Walser: Ich habe für mich immer gesagt: Mir fällt ein, was mir fehlt. Deswegen schreibe ich weiter, weil mir noch etwas fehlt. Schönheit ist sozusagen die Begleiterscheinung. Wichtiger ist das Motiv, warum man schreibt.

Haben wir nicht, Peter Sloterdijk, das große Problem heute, dass die sogenannten Fachleute, die Ökonomen die Welterklärung übernommen haben? Es fehlt oft die Wortmeldung der Denkenden, seien es Dichter oder Philosophen. Sie selbst treten oft auf. Macht es Ihnen auch Sorge, wie stark wir in einer durchökonomisierten Welt leben? Manchmal denke ich, die Zahl hat das Wort besiegt.
Sloterdijk: Wir leben in erster Linie in einer Welt, in der die Zentralperspektive verloren gegangen ist. Das ist das Merkmal des Übergangs von der klassischen Moderne zu der sogenannten Postmoderne. Der Pluralismus der Standpunkte und die Vielzahl der Orte, von denen aus Gesamtansichten entworfen werden können, sind inzwischen so groß geworden, dass man den Traum von einst, man könne mit einem Einheitsweltbild alle in einem gemeinsamen Raum versammeln, nicht mehr ohne Weiteres weiterträumen kann. Deshalb ist die Expertokratie entstanden. Die Wirklichkeitsfelder haben sich, um ein hässliches, aber nützliches Wort von Niklas Luhmann zu benutzen, ausdifferenziert. Die medizinische Welt ist für sich ein Kosmos geworden, der kaum noch gemeinsame Nenner hat mit etwa der Sphäre des Rechts. Der Eigensinn auch der politischen Sphäre ist zu groß geworden. Die Welt des Sports hat sich vollkommen ausdifferenziert, die Welt des Unterrichts und der Pädagogik ebenso, die Welt der Wirtschaft selbstverständlich auch. Deswegen werden Experten ständig widerlegt. Der Experte ist dazu da, den gesunden Menschenverstand nach den Regeln der Kunst vor den Kopf zu stoßen. Er muss immer sagen: In einer anderen Welt, einer einfachen Welt, in der wir noch eine gemeinsame Sprache hätten, könnten wir uns gut verständigen, und dann, liebes Publikum, wären deine Einwände vielleicht berechtigt. Aber wir leben in der verkehrten Welt der ausdifferenzierten Subsysteme und in der musste alles so sein, wie es ist. Deswegen ist der Experte für uns zu etwas geworden, was früher der Hofnarr war. Mit dem Unterschied freilich, dass der Experte die Unwahrheiten sagen muss oder die Halbwahrheiten, die zum System gehören.

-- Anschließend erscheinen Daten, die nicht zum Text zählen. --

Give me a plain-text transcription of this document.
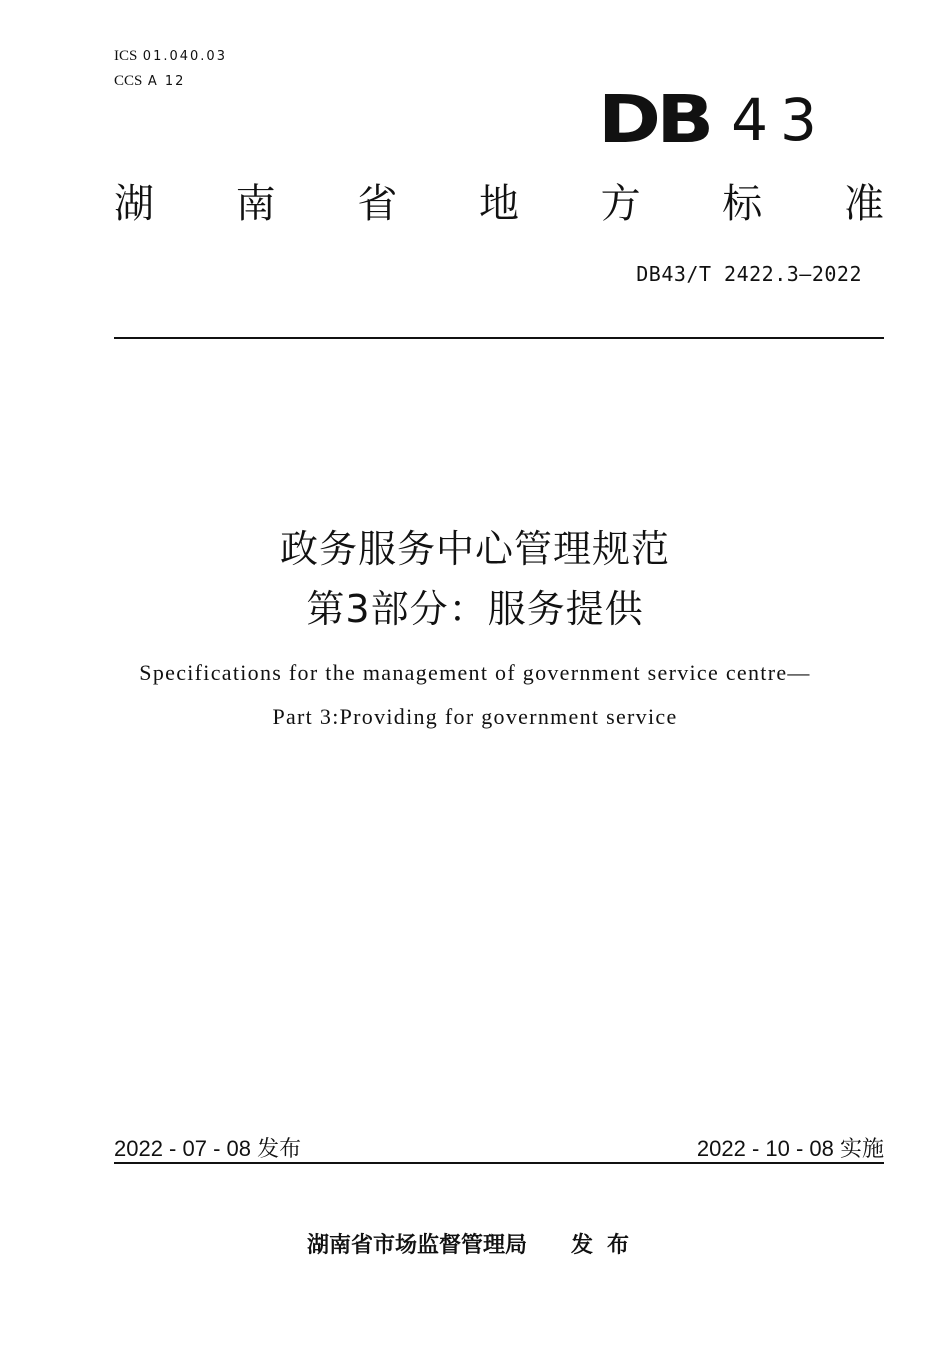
ICS 01.040.03
CCS A 12	DB 43
湖 南 省 地 方 标 准
DB43/T 2422.3—2022
政务服务中心管理规范
第3部分：服务提供
Specifications for the management of government service centre—
Part 3:Providing for government service
2022 - 07 - 08 发布	2022 - 10 - 08 实施
湖南省市场监督管理局 发布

Aber wir wissen gleichzeitig, dass die Sphäre des Ökonomischen und die Sphäre des Medizinischen und die Sphäre des Politischen zusammengehören. Wäre nicht die Philosophie im Grunde genommen die Sphäre des Ganzen oder der Wiederherstellung des Ganzen?
Sloterdijk: Philosophen wären dann Universaldilettanten.

Dilettantismus aber in einem positiven Sinn.
Sloterdijk: Damit bewegen wir uns wieder im 18. Jahrhundert. Der vornehme arbeitslose Mensch, der Adlige mit freien Händen, frönt seiner diletto, seiner freudigen Anteilnahme an irgendeiner Kunst. Das ist dann seine Privatangelegenheit.

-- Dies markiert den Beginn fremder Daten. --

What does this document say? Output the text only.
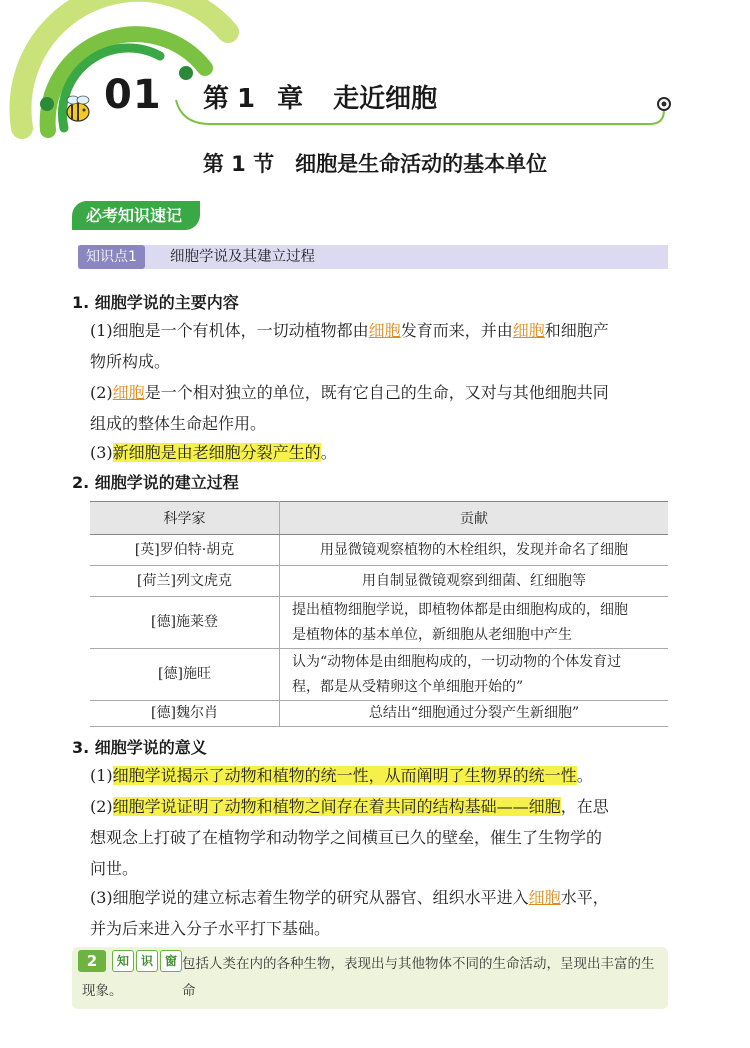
01 第 1 章 走近细胞
第 1 节　细胞是生命活动的基本单位
必考知识速记
知识点1	细胞学说及其建立过程
1. 细胞学说的主要内容
(1)细胞是一个有机体，一切动植物都由细胞发育而来，并由细胞和细胞产
物所构成。
(2)细胞是一个相对独立的单位，既有它自己的生命，又对与其他细胞共同
组成的整体生命起作用。
(3)新细胞是由老细胞分裂产生的。
2. 细胞学说的建立过程
科学家	贡献
[英]罗伯特·胡克	用显微镜观察植物的木栓组织，发现并命名了细胞
[荷兰]列文虎克	用自制显微镜观察到细菌、红细胞等
[德]施莱登	提出植物细胞学说，即植物体都是由细胞构成的，细胞
是植物体的基本单位，新细胞从老细胞中产生

[德]施旺	认为“动物体是由细胞构成的，一切动物的个体发育过
程，都是从受精卵这个单细胞开始的”

[德]魏尔肖	总结出“细胞通过分裂产生新细胞”
3. 细胞学说的意义
(1)细胞学说揭示了动物和植物的统一性，从而阐明了生物界的统一性。
(2)细胞学说证明了动物和植物之间存在着共同的结构基础——细胞，在思
想观念上打破了在植物学和动物学之间横亘已久的壁垒，催生了生物学的
问世。
(3)细胞学说的建立标志着生物学的研究从器官、组织水平进入细胞水平，
并为后来进入分子水平打下基础。
2	知 识 窗 包括人类在内的各种生物，表现出与其他物体不同的生命活动，呈现出丰富的生命
现象。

Es war aber doch eine ganz gewaltige gesellschaftliche Aufgabe damals. Eigentlich sind wir wieder im 18. Jahrhundert.
Sloterdijk: Das mag so sein. Es wird wohl auch immer wieder zu Versuchen kommen, die Renaissance der Zentralperspektive zu fordern. Aber, um einmal ein Wort Ihres Schweizer Landsmanns Jean Gebser zu zitieren: Die „aperspektivische Welt“ ist inzwischen so evident geworden, dass selbst die Renaissance der Zentralperspektive nur episodisch erfolgen kann.

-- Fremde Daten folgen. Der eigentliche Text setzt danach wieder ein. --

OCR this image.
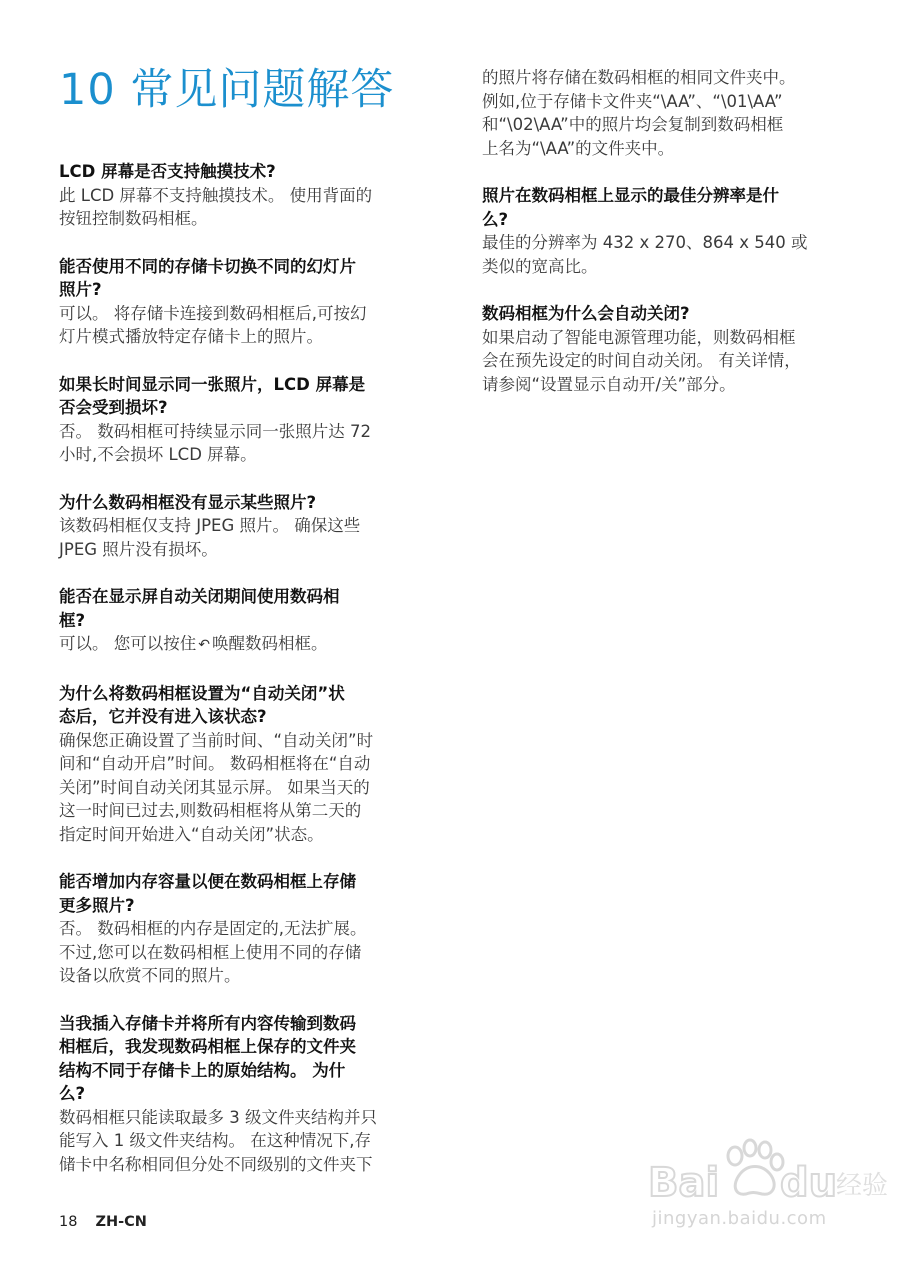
10 常见问题解答

LCD 屏幕是否支持触摸技术?

此 LCD 屏幕不支持触摸技术。 使用背面的
按钮控制数码相框。

能否使用不同的存储卡切换不同的幻灯片
照片?

可以。 将存储卡连接到数码相框后,可按幻
灯片模式播放特定存储卡上的照片。

如果长时间显示同一张照片，LCD 屏幕是
否会受到损坏?

否。 数码相框可持续显示同一张照片达 72
小时,不会损坏 LCD 屏幕。

为什么数码相框没有显示某些照片?

该数码相框仅支持 JPEG 照片。 确保这些
JPEG 照片没有损坏。

能否在显示屏自动关闭期间使用数码相
框?

可以。 您可以按住 ↶ 唤醒数码相框。

为什么将数码相框设置为“自动关闭”状
态后，它并没有进入该状态?

确保您正确设置了当前时间、“自动关闭”时
间和“自动开启”时间。 数码相框将在“自动
关闭”时间自动关闭其显示屏。 如果当天的
这一时间已过去,则数码相框将从第二天的
指定时间开始进入“自动关闭”状态。

能否增加内存容量以便在数码相框上存储
更多照片?

否。 数码相框的内存是固定的,无法扩展。
不过,您可以在数码相框上使用不同的存储
设备以欣赏不同的照片。

当我插入存储卡并将所有内容传输到数码
相框后，我发现数码相框上保存的文件夹
结构不同于存储卡上的原始结构。 为什
么?

数码相框只能读取最多 3 级文件夹结构并只
能写入 1 级文件夹结构。 在这种情况下,存
储卡中名称相同但分处不同级别的文件夹下

的照片将存储在数码相框的相同文件夹中。
例如,位于存储卡文件夹“\AA”、“\01\AA”
和“\02\AA”中的照片均会复制到数码相框
上名为“\AA”的文件夹中。

照片在数码相框上显示的最佳分辨率是什
么?

最佳的分辨率为 432 x 270、864 x 540 或
类似的宽高比。

数码相框为什么会自动关闭?

如果启动了智能电源管理功能，则数码相框
会在预先设定的时间自动关闭。 有关详情，
请参阅“设置显示自动开/关”部分。

18 ZH-CN
Bai du
经验
jingyan.baidu.com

Wäre denn nicht vielleicht Politik innerhalb der Demokratie die Sphäre des ganz konkreten alltäglichen Ganzen?
Sloterdijk: So kann man an die Sache herangehen, dann ist aber die Überhöhung perdu. Denken Sie an den Aufsatz des vor sechs Jahren verstorbenen amerikanischen Philosophen Richard Rorty, der im Titel seine Grundidee ausspricht: „Der Vorrang der Demokratie vor der Philosophie“. So kann man auch weiter verhandeln.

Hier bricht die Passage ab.